Trabalhando sobre uma premissa de que todo fenômeno tem uma “causa”, o pensamento “científico” opera sobre um mundo “pronto, feito por Deus” (como reconhece Einstein)[7], e o cientista, quanto mais sucesso lograsse alcançar na busca pelo conhecimento do objeto, mais perto estaria de compreender a obra de Deus. Vale dizer, a observação mais uma vez é de Greco, “não haveria nem um papel criativo na atividade do cientista, nem um elemento imponderável ou imprevisível no mundo, pois tudo resultaria das leis impostas por Deus para organizar a natureza”[8].

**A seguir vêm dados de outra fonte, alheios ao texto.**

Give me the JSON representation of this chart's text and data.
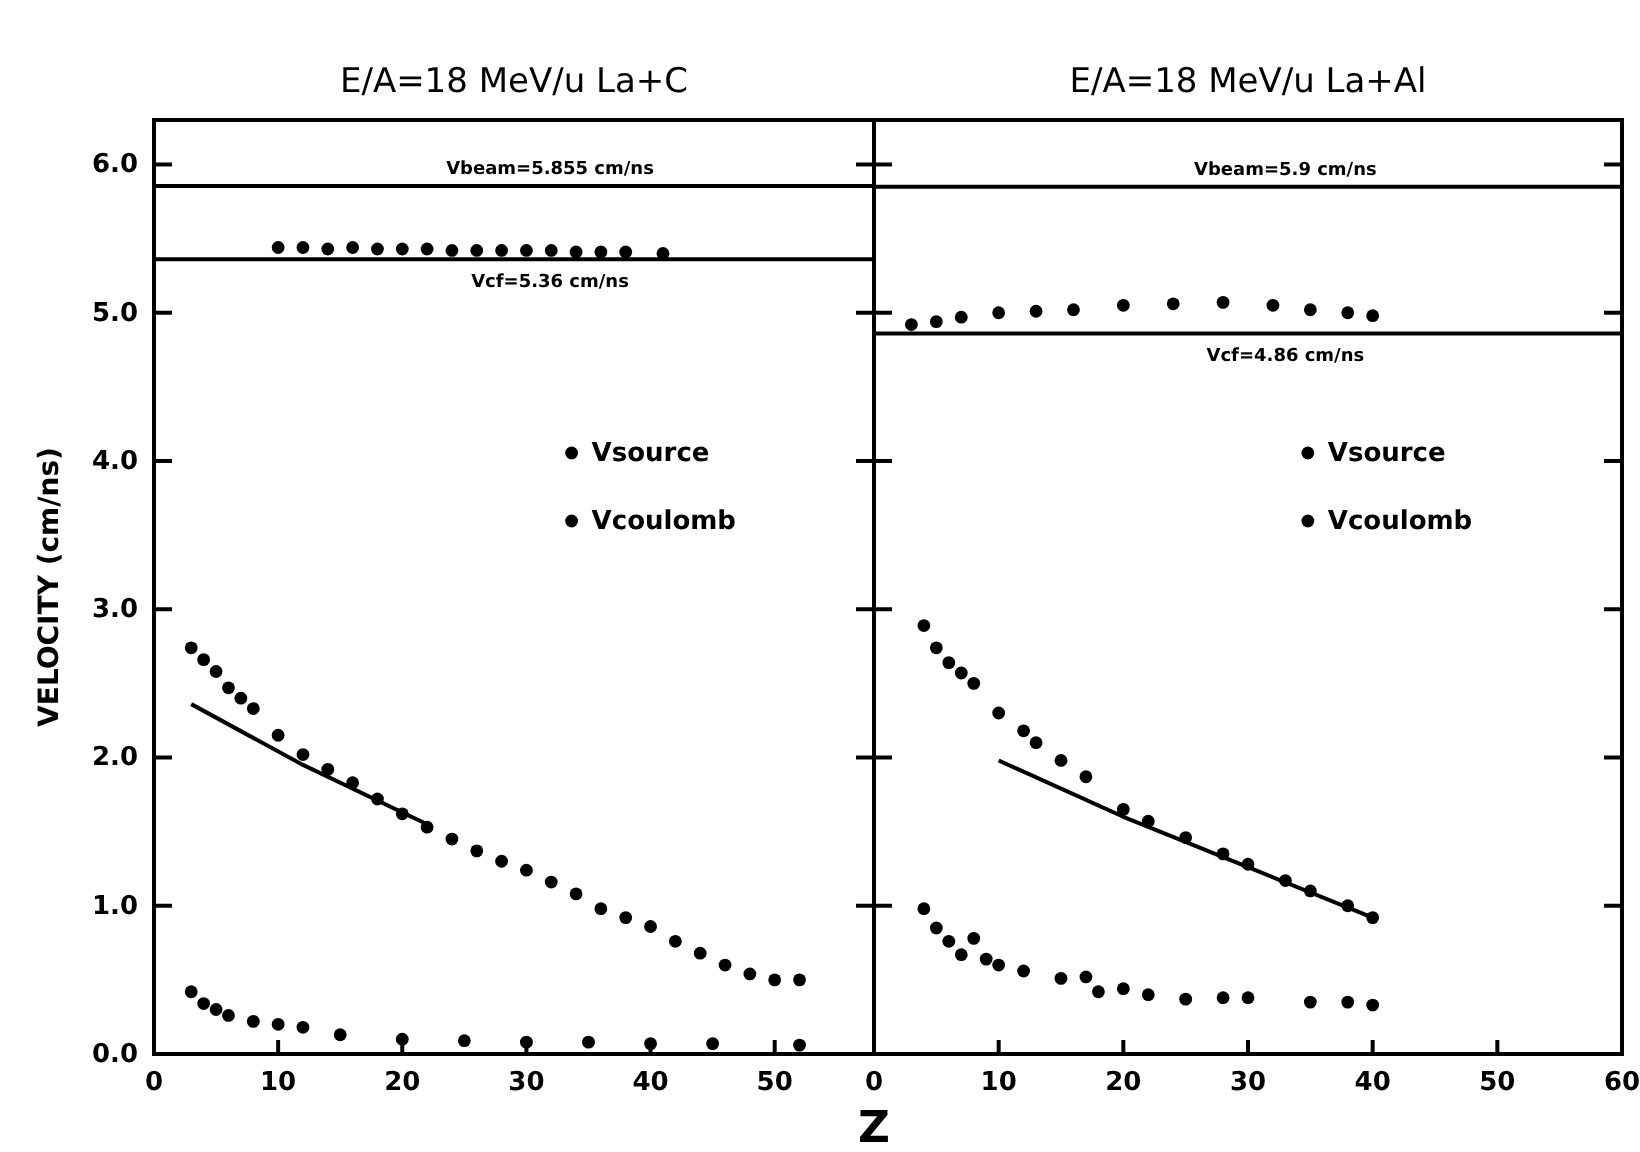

Todavia, novas “descobertas” da ciência, particularmente na área da física, colocaram em xeque a visão causalista da realidade e o “conhecimento científico” calcado na busca das relações internas ou no “ser” do objeto. No século XX passou-se da física da certeza, ligada a física de Newton, que até certo ponto era determinista, para a Física da certeza relativa, inspirada na física de Einstein e sua Teoria da Relatividade, sendo que este ponto de partida levou a Física da Incerteza, que é resultado da teoria quântica[9].
Se da ótica da física clássica dizia-se que “dada certa causa dar-se-á certa consequência”, hoje, à luz da teoria quântica e da visão sob a ótica do tempo, “dada certa causa, provavelmente dar-se-á certa consequência”. O conceito-chave não é mais o de “causa” mas o de “probabilidade", de modo que não é possível afirmar que os eventos atuais conduzirão a um determinado “ponto” no futuro; só é possível afirmar que eles conduzirão a algo situado dentro de uma certa “área”. Vale dizer, não há certeza de que uma determinada consequência irá efetivamente ocorrer. Pode ser que sim, mas pode ser que não[10].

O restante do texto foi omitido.